You can NOT. There is no workaround, there is no shortcut, there is not an alternative way.
You SHOULD change the color mode to CMYK, adjust the color and use a file format that accepts CMYK. Your options are TIF or PSD itself.
The CMYK value needs to include the color profiles used. Normally this would be "Adobe 1998" and one specific where you live, for example, SWOP, Fogra, Japan, etc.
It has no sense that the client asks a CMYK PNG, it does not matter if it is for a webpage. That is NOT how things work.
When you are reading a CMYK value from the color dropper on Photoshop you are NOT reading any CMYK value. The program is "inventing" those values on the fly in the case you want to actually convert it to CMYK and save it in a file format that supports it.
Edited to clarify @Danielillo's comment.
I need to assume somethings.
You want PNG format probably because you know it is a lossless format for a webpage. On a web page, you need an RGB image.
But in this case, the client feels insecure about using another color that another designer (wrongly) defined as CMYK, just because that is what the company's image design guidelines states.
A color conversion is done on a matrix of ranges. On an RGB file, you have potentially 16 million combinations of values to get potentially 16 million different colors.
But if you add another channel you have potentially 16 million x 256 or 4 billion combinations of colors...
But there are several issues here.
a) You can not get 4 billion colors from a 16 million source.

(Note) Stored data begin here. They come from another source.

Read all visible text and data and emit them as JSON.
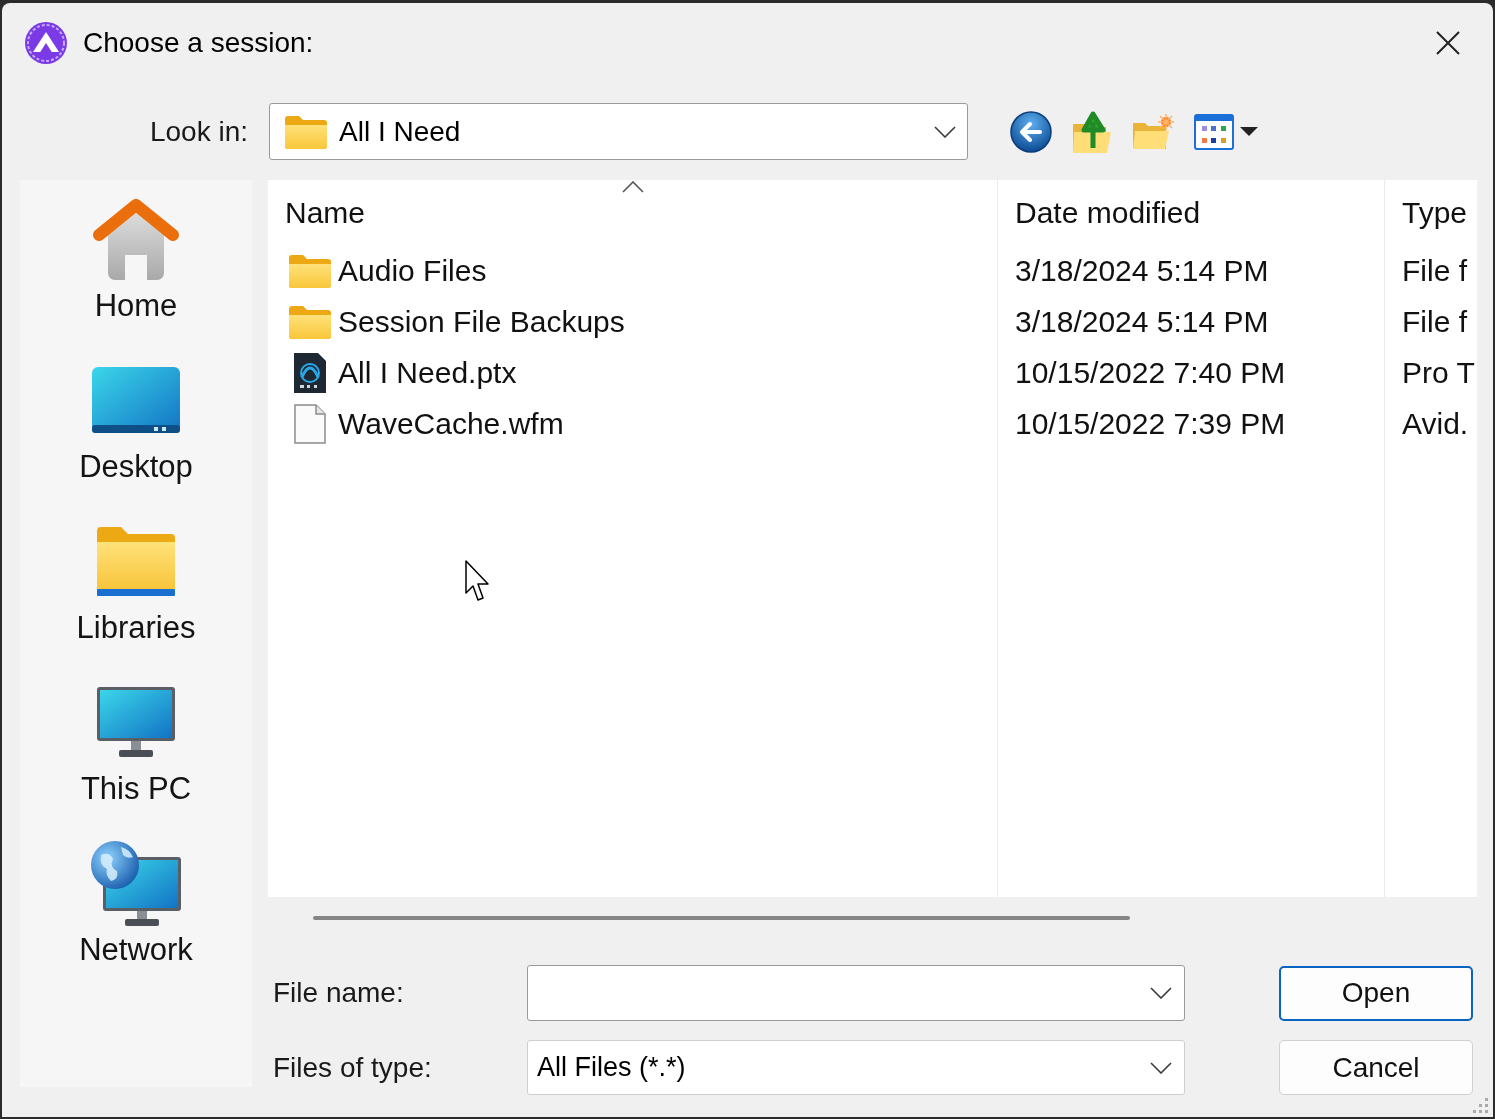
{
  "window": {
    "title": "Choose a session:"
  },
  "look_in": {
    "label": "Look in:",
    "value": "All I Need"
  },
  "places": [
    {
      "label": "Home",
      "selected": false
    },
    {
      "label": "Desktop",
      "selected": false
    },
    {
      "label": "Libraries",
      "selected": false
    },
    {
      "label": "This PC",
      "selected": false
    },
    {
      "label": "Network",
      "selected": false
    }
  ],
  "file_list": {
    "columns": [
      {
        "label": "Name",
        "sorted": true
      },
      {
        "label": "Date modified",
        "sorted": false
      },
      {
        "label": "Type",
        "sorted": false
      }
    ],
    "rows": [
      {
        "kind": "folder",
        "name": "Audio Files",
        "date_modified": "3/18/2024 5:14 PM",
        "type": "File f",
        "selected": false
      },
      {
        "kind": "folder",
        "name": "Session File Backups",
        "date_modified": "3/18/2024 5:14 PM",
        "type": "File f",
        "selected": false
      },
      {
        "kind": "session",
        "name": "All I Need.ptx",
        "date_modified": "10/15/2022 7:40 PM",
        "type": "Pro T",
        "selected": false
      },
      {
        "kind": "file",
        "name": "WaveCache.wfm",
        "date_modified": "10/15/2022 7:39 PM",
        "type": "Avid.",
        "selected": false
      }
    ]
  },
  "file_name": {
    "label": "File name:"
  },
  "file_type": {
    "label": "Files of type:",
    "value": "All Files (*.*)"
  },
  "buttons": [
    {
      "label": "Open",
      "default": true
    },
    {
      "label": "Cancel",
      "default": false
    }
  ]
}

You convert values from ranges.
b) On a CMYK print, you have even less color gamut than an RGB file so you actually have less than 16 million colors.
c) On CMYK file, regardless you are actually using 256 levels on each channel you are rounding the values from 0 to 100%. This is, the color combinations of the matrix use a maximum of 100 ^ 4 or 100x100x100x100 possible combinations, that again exceeds the real gamut of the color mode.

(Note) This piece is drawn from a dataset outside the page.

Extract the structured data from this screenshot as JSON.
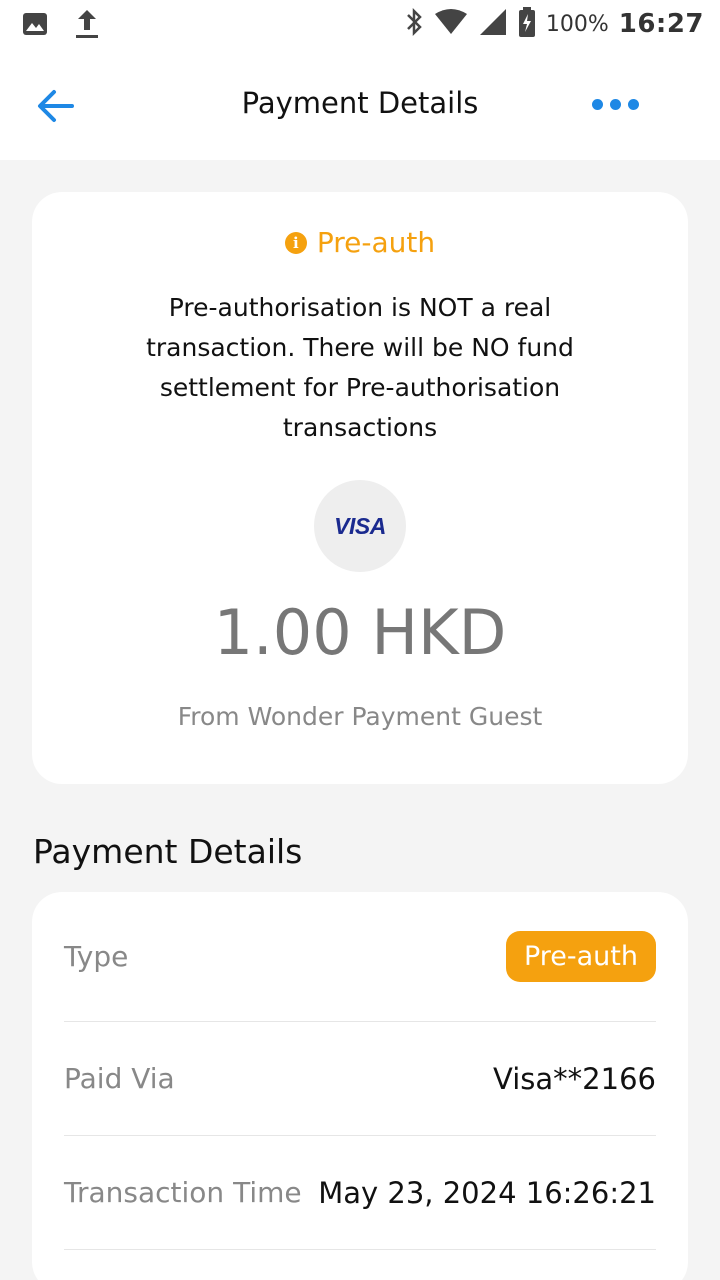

d) A color has different ways to be interpreted on a print. It is not very common but the two ways are a "chromatic combination" or an "achromatic" one.
A color can be defined as a combination of CMY+K inks or a combination of K+CMY ones... Yes I know that sounds silly.
This means when a color gets neutralized by a combination of C+M+Y values, this color can be replaced by a K ink.
e) A color profile does not shoot black ink on light colors, for example, to avoid the user seeing black dots.
All these elements give you "gaps or steps" on the color conversion.
On @Danielillos tests he assigned Y:80% but this value jumped to Y:79%
again because the RGB value was reinterpreted as that value.